Interview mit Dr. Burkhard Eisend

Der Gesundheitsmarkt ist im Wandel. Auch Apotheker sind davon betroffen und müssen Wege finden, mit den Entwicklungen Schritt zu halten. Wie die Prozessautomatisierung mit Produkten von Omnicell dabei hilft, verrät uns Dr.
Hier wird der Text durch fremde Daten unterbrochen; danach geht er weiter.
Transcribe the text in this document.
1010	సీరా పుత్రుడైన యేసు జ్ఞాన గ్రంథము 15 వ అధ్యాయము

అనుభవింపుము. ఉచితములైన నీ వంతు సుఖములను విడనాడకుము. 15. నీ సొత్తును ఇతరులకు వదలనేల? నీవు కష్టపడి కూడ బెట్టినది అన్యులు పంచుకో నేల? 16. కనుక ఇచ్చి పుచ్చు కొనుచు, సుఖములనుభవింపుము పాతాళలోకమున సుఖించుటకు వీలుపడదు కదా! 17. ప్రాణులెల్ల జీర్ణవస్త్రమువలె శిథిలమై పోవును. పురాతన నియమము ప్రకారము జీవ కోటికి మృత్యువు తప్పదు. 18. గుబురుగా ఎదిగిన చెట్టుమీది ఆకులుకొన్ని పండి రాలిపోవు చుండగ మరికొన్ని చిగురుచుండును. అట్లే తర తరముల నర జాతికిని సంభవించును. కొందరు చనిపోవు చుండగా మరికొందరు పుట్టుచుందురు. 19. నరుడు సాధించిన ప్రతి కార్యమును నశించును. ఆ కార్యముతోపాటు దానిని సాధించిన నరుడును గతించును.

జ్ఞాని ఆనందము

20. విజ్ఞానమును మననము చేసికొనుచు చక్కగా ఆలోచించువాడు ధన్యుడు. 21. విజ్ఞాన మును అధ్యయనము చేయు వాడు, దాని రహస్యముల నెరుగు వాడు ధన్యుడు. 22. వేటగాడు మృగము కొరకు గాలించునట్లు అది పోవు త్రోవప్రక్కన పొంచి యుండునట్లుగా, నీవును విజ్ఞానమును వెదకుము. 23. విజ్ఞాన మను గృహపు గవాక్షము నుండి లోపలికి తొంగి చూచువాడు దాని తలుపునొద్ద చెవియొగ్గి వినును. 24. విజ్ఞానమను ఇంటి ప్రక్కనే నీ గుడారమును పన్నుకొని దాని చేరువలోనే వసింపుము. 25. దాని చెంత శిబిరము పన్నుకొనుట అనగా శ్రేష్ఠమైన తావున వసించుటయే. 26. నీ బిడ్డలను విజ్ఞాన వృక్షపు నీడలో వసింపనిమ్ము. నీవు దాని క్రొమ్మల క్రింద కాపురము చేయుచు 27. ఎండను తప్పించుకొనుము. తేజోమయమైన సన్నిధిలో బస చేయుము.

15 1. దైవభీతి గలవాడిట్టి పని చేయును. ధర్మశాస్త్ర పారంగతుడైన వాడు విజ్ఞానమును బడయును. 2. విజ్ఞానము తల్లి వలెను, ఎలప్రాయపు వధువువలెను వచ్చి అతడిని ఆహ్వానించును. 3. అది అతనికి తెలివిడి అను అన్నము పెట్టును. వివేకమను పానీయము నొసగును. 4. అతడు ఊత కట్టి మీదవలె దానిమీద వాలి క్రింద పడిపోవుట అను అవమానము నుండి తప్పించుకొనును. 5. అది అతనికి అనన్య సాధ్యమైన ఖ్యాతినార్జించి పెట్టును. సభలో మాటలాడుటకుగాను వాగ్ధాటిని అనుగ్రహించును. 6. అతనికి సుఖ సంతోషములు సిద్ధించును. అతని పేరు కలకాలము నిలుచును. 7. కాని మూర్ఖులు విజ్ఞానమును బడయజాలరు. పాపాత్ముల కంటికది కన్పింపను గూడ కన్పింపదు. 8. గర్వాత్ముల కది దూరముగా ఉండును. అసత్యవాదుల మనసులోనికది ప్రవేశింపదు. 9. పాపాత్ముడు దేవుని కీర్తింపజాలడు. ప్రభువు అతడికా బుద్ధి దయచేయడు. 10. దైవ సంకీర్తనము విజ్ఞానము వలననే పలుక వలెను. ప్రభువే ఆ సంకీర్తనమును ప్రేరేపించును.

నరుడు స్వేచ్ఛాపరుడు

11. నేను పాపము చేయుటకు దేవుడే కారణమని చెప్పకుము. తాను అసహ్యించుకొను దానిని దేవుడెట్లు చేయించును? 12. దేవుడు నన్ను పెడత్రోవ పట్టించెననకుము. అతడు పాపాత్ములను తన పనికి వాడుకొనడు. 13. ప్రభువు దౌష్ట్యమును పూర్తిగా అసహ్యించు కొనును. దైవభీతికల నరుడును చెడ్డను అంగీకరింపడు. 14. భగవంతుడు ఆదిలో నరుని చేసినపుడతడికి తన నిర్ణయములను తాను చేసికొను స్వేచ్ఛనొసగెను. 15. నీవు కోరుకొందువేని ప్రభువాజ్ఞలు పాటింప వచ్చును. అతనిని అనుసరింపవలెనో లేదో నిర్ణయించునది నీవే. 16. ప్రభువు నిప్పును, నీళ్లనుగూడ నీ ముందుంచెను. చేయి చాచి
Burkhard Eisend von der Klaus-Groth-Apotheke in Kiel, der seit Sommer 2018 mit einem MODELL arbeitet.

Warum haben Sie einen Kommissionierungsautomaten angeschafft?
Entscheidend für die Anschaffung des Automaten war vor allem die Notwendigkeit, Abläufe zu rationalisieren, um Zeit einzusparen und den Arbeitsalltag zu erleichtern.
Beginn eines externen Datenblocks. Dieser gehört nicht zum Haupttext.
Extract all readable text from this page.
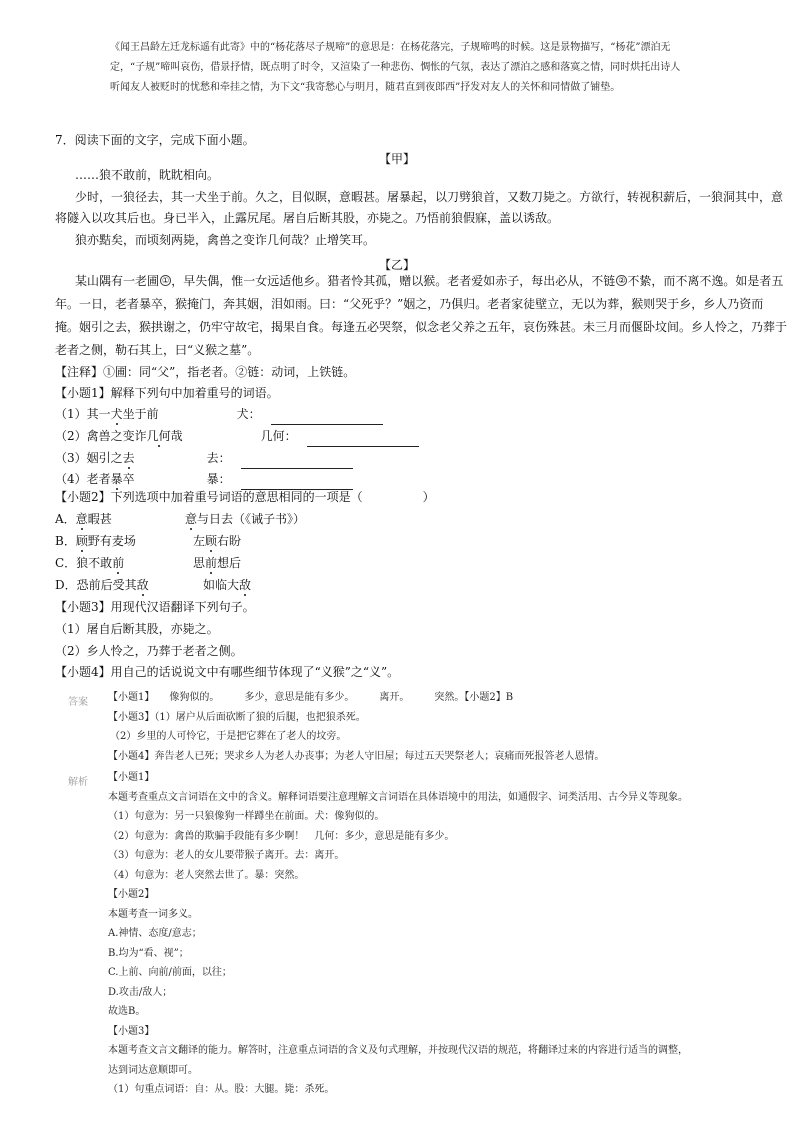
《闻王昌龄左迁龙标遥有此寄》中的“杨花落尽子规啼”的意思是：在杨花落完，子规啼鸣的时候。这是景物描写，“杨花”漂泊无
定，“子规”啼叫哀伤，借景抒情，既点明了时令，又渲染了一种悲伤、惆怅的气氛，表达了漂泊之感和落寞之情，同时烘托出诗人
听闻友人被贬时的忧愁和牵挂之情，为下文“我寄愁心与明月，随君直到夜郎西”抒发对友人的关怀和同情做了铺垫。
7．阅读下面的文字，完成下面小题。
【甲】
……狼不敢前，眈眈相向。
少时，一狼径去，其一犬坐于前。久之，目似瞑，意暇甚。屠暴起，以刀劈狼首，又数刀毙之。方欲行，转视积薪后，一狼洞其中，意
将隧入以攻其后也。身已半入，止露尻尾。屠自后断其股，亦毙之。乃悟前狼假寐，盖以诱敌。
狼亦黠矣，而顷刻两毙，禽兽之变诈几何哉？止增笑耳。
【乙】
某山隅有一老圃 ① ，早失偶，惟一女远适他乡。猎者怜其孤，赠以猴。老者爱如赤子，每出必从，不链 ② 不絷，而不离不逸。如是者五
年。一日，老者暴卒，猴掩门，奔其姻，泪如雨。曰：“父死乎？”姻之，乃俱归。老者家徒壁立，无以为葬，猴则哭于乡，乡人乃资而
掩。姻引之去，猴拱谢之，仍牢守故宅，揭果自食。每逢五必哭祭，似念老父养之五年，哀伤殊甚。未三月而偃卧坟间。乡人怜之，乃葬于
老者之侧，勒石其上，曰“义猴之墓”。
【注释】①圃：同“父”，指老者。②链：动词，上铁链。
【小题1】解释下列句中加着重号的词语。
（1）其一犬坐于前	犬：
（2）禽兽之变诈几何哉	几何：
（3）姻引之去	去：
（4）老者暴卒	暴：
【小题2】下列选项中加着重号词语的意思相同的一项是（　　　　　）
A．意暇甚	意与日去（《诫子书》）
B．顾野有麦场	左顾右盼
C．狼不敢前	思前想后
D．恐前后受其敌	如临大敌
【小题3】用现代汉语翻译下列句子。
（1）屠自后断其股，亦毙之。
（2）乡人怜之，乃葬于老者之侧。
【小题4】用自己的话说说文中有哪些细节体现了“义猴”之“义”。
答案 【小题1】　　像狗似的。　　　多少，意思是能有多少。　　　离开。　　　突然。【小题2】B
【小题3】（1）屠户从后面砍断了狼的后腿，也把狼杀死。
（2）乡里的人可怜它，于是把它葬在了老人的坟旁。
【小题4】奔告老人已死；哭求乡人为老人办丧事；为老人守旧屋；每过五天哭祭老人；哀痛而死报答老人恩情。
解析 【小题1】
本题考查重点文言词语在文中的含义。解释词语要注意理解文言词语在具体语境中的用法，如通假字、词类活用、古今异义等现象。
（1）句意为：另一只狼像狗一样蹲坐在前面。犬：像狗似的。
（2）句意为：禽兽的欺骗手段能有多少啊！　几何：多少，意思是能有多少。
（3）句意为：老人的女儿要带猴子离开。去：离开。
（4）句意为：老人突然去世了。暴：突然。
【小题2】
本题考查一词多义。
A.神情、态度/意志；
B.均为“看、视”；
C.上前、向前/前面，以往；
D.攻击/敌人；
故选B。
【小题3】
本题考查文言文翻译的能力。解答时，注意重点词语的含义及句式理解，并按现代汉语的规范，将翻译过来的内容进行适当的调整，
达到词达意顺即可。
（1）句重点词语：自：从。股：大腿。毙：杀死。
Wie sind Ihre ersten Eindrücke von der Arbeit mit dem Kommissionierungsautomaten?
Unsere Tagesabläufe haben sich vereinfacht. Früher hatten wir eine große Nachtlieferung, heute kleinere Lieferungen über den Tag verteilt, die durch den Automaten einfach und schnell einsortiert werden können. Es sind viele kleine Verbesserungen, die in der Summe eine große Erleichterung bringen.

Minimiert der Einsatz der Kommissionierungsautomaten bestimmte Risiken?
Die Arzneimittelsicherheit ist eindeutig höher, Fehler durch die falsche Handhabung von Medikamenten sind praktisch ausgeschlossen. Auch die fest definierte Lagerungstemperatur ist ein großer Vorteil.
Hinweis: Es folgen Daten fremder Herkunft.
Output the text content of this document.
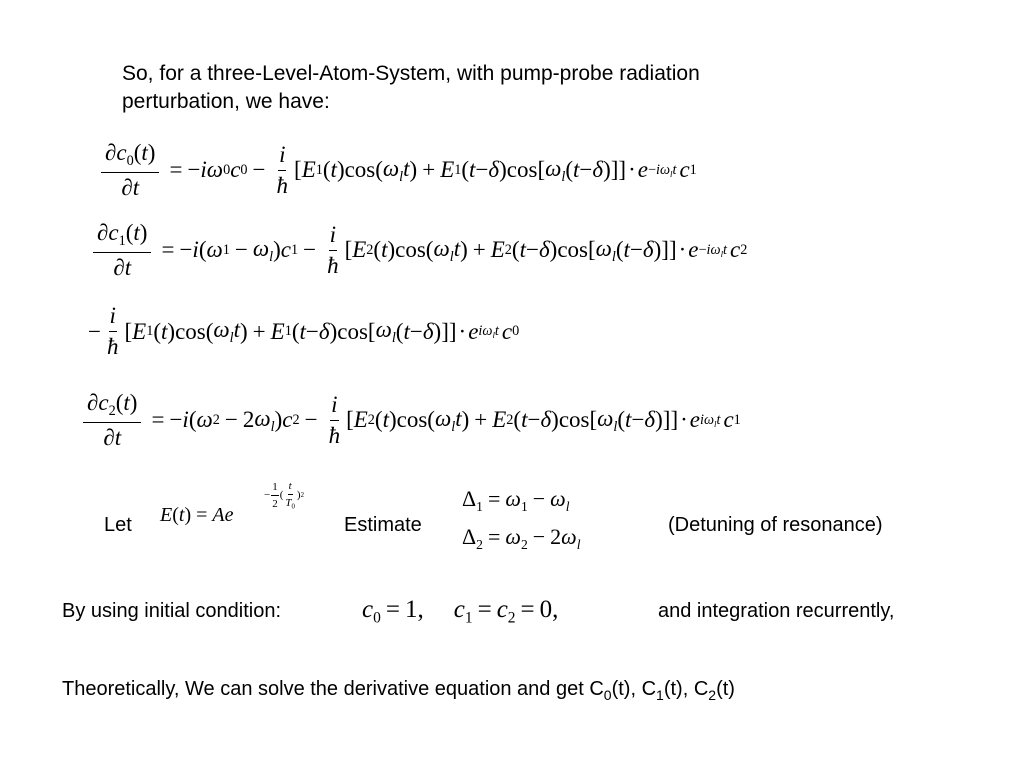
So, for a three-Level-Atom-System, with pump-probe radiation
perturbation, we have:
$\frac{\partial c_0(t)}{\partial t}$ = − iω 0 c $0 - \frac{i}{ħ}$ [ E 1 ( t )cos( $\omega_lt$ ) + E 1 ( t − δ )cos[ $\omega_l$ ( t − δ )]] · $e -i\omega_lt$ c 1
$\frac{\partial c_1(t)}{\partial t}$ = − i ( ω $1 - \omega_l$ ) c $1 - \frac{i}{ħ}$ [ E 2 ( t )cos( $\omega_lt$ ) + E 2 ( t − δ )cos[ $\omega_l$ ( t − δ )]] · $e -i\omega_lt$ c 2
− $\frac{i}{ħ}$ [ E 1 ( t )cos( $\omega_lt$ ) + E 1 ( t − δ )cos[ $\omega_l$ ( t − δ )]] · e $i\omega_lt$ c 0
$\frac{\partial c_2(t)}{\partial t}$ = − i ( ω 2 − 2 $\omega_l$ ) c $2 - \frac{i}{ħ}$ [ E 2 ( t )cos( $\omega_lt$ ) + E 2 ( t − δ )cos[ $\omega_l$ ( t − δ )]] · e $i\omega_lt$ c 1
Let E(t) = Ae
− $\frac{1}{2}$ ( $\frac{t}{T_0}$ ) 2
Estimate
$\Delta_1 = \omega_1 - \omega_l$
$\Delta_2 = \omega_2 - 2\omega_l$
(Detuning of resonance)
By using initial condition:	$c_0 = 1$, $c_1 = c_2 = 0$,	and integration recurrently,
Theoretically, We can solve the derivative equation and get $C_0(t)$, $C_1(t)$, $C_2(t)$
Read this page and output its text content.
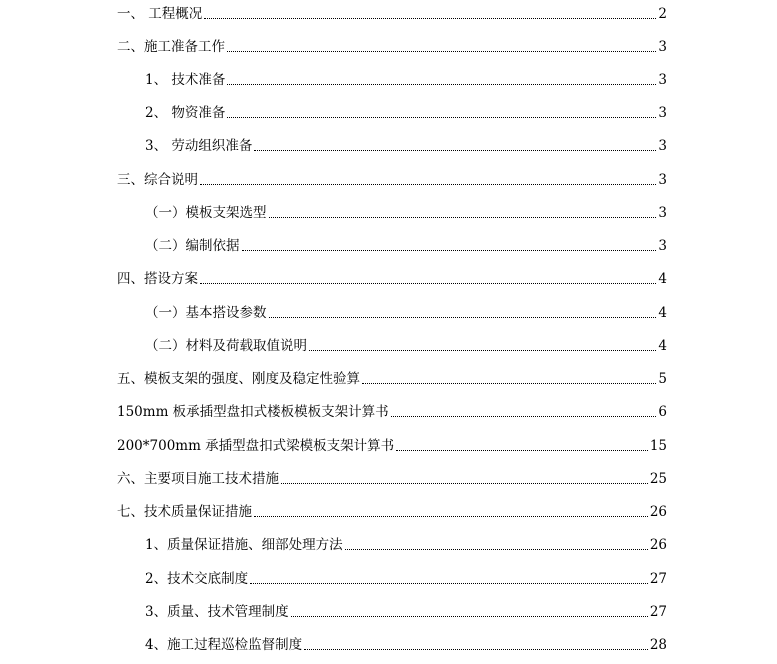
一、 工程概况	2
二、施工准备工作	3
1、 技术准备	3
2、 物资准备	3
3、 劳动组织准备	3
三、综合说明	3
（一）模板支架选型	3
（二）编制依据	3
四、搭设方案	4
（一）基本搭设参数	4
（二）材料及荷载取值说明	4
五、模板支架的强度、刚度及稳定性验算	5
150mm 板承插型盘扣式楼板模板支架计算书	6
200*700mm 承插型盘扣式梁模板支架计算书	15
六、主要项目施工技术措施	25
七、技术质量保证措施	26
1、质量保证措施、细部处理方法	26
2、技术交底制度	27
3、质量、技术管理制度	27
4、施工过程巡检监督制度	28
Wie hat sich allgemein Ihre Arbeit in den letzten Jahren verändert?
Der bürokratische Arbeitsaufwand ist gestiegen. Wir verbringen viel Zeit mit Brandschutzverordnungen oder Genehmigungsverfahren. Auch Belieferungen sind aufwändiger geworden. Als Apotheker steht man zwischen Arzt und Patient und muss oft Dinge erledigen, die eigentlich nicht zu unseren Aufgaben gehören, zum Beispiel, wenn ein Rezept nicht da ist oder nicht eindeutig ausgestellt wurde.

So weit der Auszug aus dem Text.